Here are a few initial and tentative questions for possible consideration (or, of course, challenge?), with a view to prompting discussion:
- How do the project’s three chosen sites already more or less approach such ‘integration’ (or other types of interaction), both through their everyday and their exceptional theatricality and performances?
- How might our planned brief residencies at the three sites together best explore, augment but/and challenge the prospects of their ‘integration’ of local~global dynamics through theatre and performance?
- How can the contrasting ‘iconic’ environmental qualities of the three sites be drawn into the evolution of scenarios that express and extend their global~local dynamics in ways that may become clearly relevant to other sites?

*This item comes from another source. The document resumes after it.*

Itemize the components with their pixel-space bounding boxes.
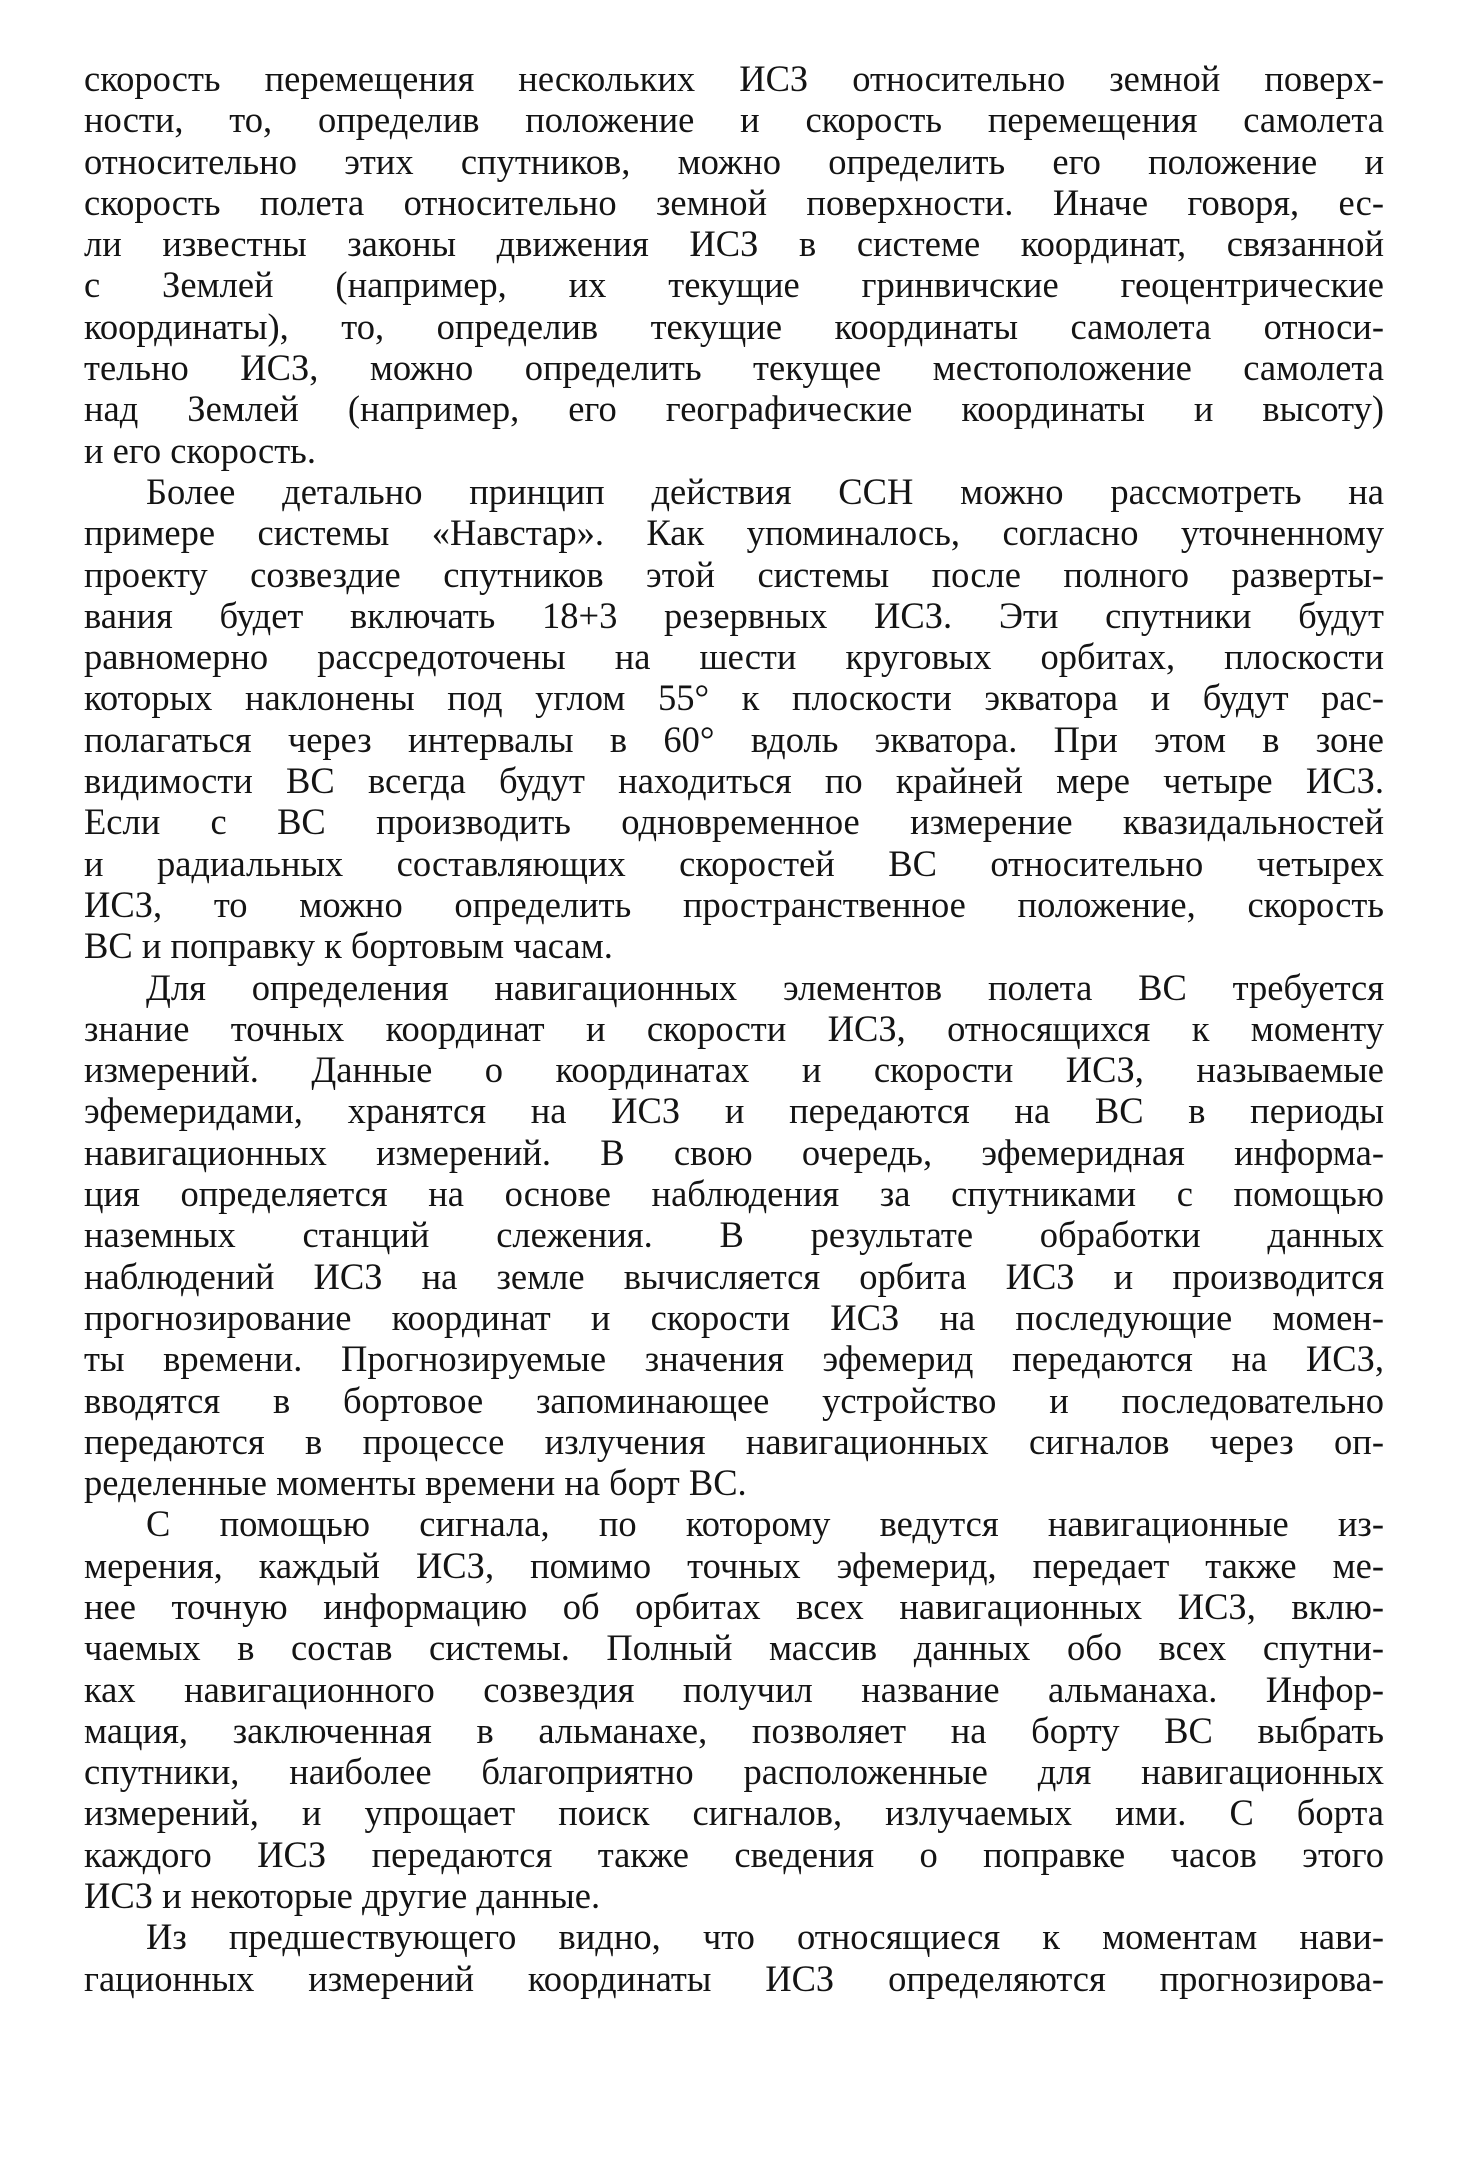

And finally, as we now must all be wary of becoming shrink-wrapped as a group, how can we best use the project’s resources – but perhaps especially the networks we all and/or each of us are a part of – to ensure that ‘significant others’ can freely contribute to addressing its objectives, should they so wish and be kind enough so to do?

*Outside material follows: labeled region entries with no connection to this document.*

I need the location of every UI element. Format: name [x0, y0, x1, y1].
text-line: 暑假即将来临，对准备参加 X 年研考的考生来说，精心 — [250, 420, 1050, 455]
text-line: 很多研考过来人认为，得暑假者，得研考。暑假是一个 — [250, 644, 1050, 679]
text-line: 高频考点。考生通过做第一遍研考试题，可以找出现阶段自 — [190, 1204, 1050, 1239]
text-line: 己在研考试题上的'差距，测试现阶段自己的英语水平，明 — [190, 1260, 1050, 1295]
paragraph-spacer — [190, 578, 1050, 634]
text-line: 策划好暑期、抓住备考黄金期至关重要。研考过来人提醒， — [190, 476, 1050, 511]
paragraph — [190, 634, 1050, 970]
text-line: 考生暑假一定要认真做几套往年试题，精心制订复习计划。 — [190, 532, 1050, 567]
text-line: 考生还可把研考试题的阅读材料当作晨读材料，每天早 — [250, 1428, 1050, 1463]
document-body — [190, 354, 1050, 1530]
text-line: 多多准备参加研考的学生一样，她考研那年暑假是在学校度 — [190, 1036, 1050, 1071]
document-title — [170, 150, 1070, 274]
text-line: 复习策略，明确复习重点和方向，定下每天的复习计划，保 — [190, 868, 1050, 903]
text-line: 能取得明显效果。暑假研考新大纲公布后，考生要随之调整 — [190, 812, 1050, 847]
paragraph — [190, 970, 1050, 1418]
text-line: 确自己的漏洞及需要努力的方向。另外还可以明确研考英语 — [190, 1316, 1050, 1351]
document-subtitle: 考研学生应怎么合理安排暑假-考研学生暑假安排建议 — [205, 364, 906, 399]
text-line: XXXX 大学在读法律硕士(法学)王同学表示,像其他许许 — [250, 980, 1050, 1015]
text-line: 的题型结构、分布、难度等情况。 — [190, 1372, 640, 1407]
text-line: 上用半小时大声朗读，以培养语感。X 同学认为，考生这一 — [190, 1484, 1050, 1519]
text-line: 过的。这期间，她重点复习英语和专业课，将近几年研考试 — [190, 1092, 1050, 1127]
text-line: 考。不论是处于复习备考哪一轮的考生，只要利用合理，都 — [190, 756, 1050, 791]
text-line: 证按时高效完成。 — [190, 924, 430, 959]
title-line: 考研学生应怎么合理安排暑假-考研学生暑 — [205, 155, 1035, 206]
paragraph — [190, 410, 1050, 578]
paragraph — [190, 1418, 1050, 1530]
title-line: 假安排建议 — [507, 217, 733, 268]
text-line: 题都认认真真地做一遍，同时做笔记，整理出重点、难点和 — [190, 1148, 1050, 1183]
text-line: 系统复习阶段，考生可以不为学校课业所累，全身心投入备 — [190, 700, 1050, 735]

Of course I’m now rather regretting my not particularly well-thought-through “Shrink wrapped” posting. But insofar that it has prompted some intriguing responses – especially this one from Baz – maybe initial fuzziness is not such a bad thing… (That’s the spirit of network discussion!) I’m particularly struck here in Baz’s post by the emphasis on the inherent theatricality of our chosen sites — very apparent at the Fountains Abbey & Studley Royal estate especially, which is essentially a giant, eighteenth-century stage set, built with living materials. And just like a very old stage set, it’s also very fragile, and so has to be preserved very carefully in the face of constant environmental pressures. More on that soon. But here’s a thought: on holiday in Italy recently (yes, I flew there), I saw Giotto’s extraordinary Chapel Scrovegni in Padua – gorgeous, 700 year old paintings from floor to ceiling on every wall, and across the vault. (A theatrical space if ever there was one.) Visitors are now admitted at 20 minute intervals having sat for the same period in a sort of air-lock space, watching a video, to filter the air they’ve brought in with them and thus protect what they call the “micro-climate” of the chapel itself. And thus preserve the pigments in the paint, etc, from external pollutants. An attempt precisely to *arrest* environmental change in a controlled, enclosed space. Of course, the same cannot be done for the similarly aged Fountains Abbey (bits have been falling off it as the medieval mortar expands and contracts with the rapid temperature changes this year), or indeed for the biosphere in general.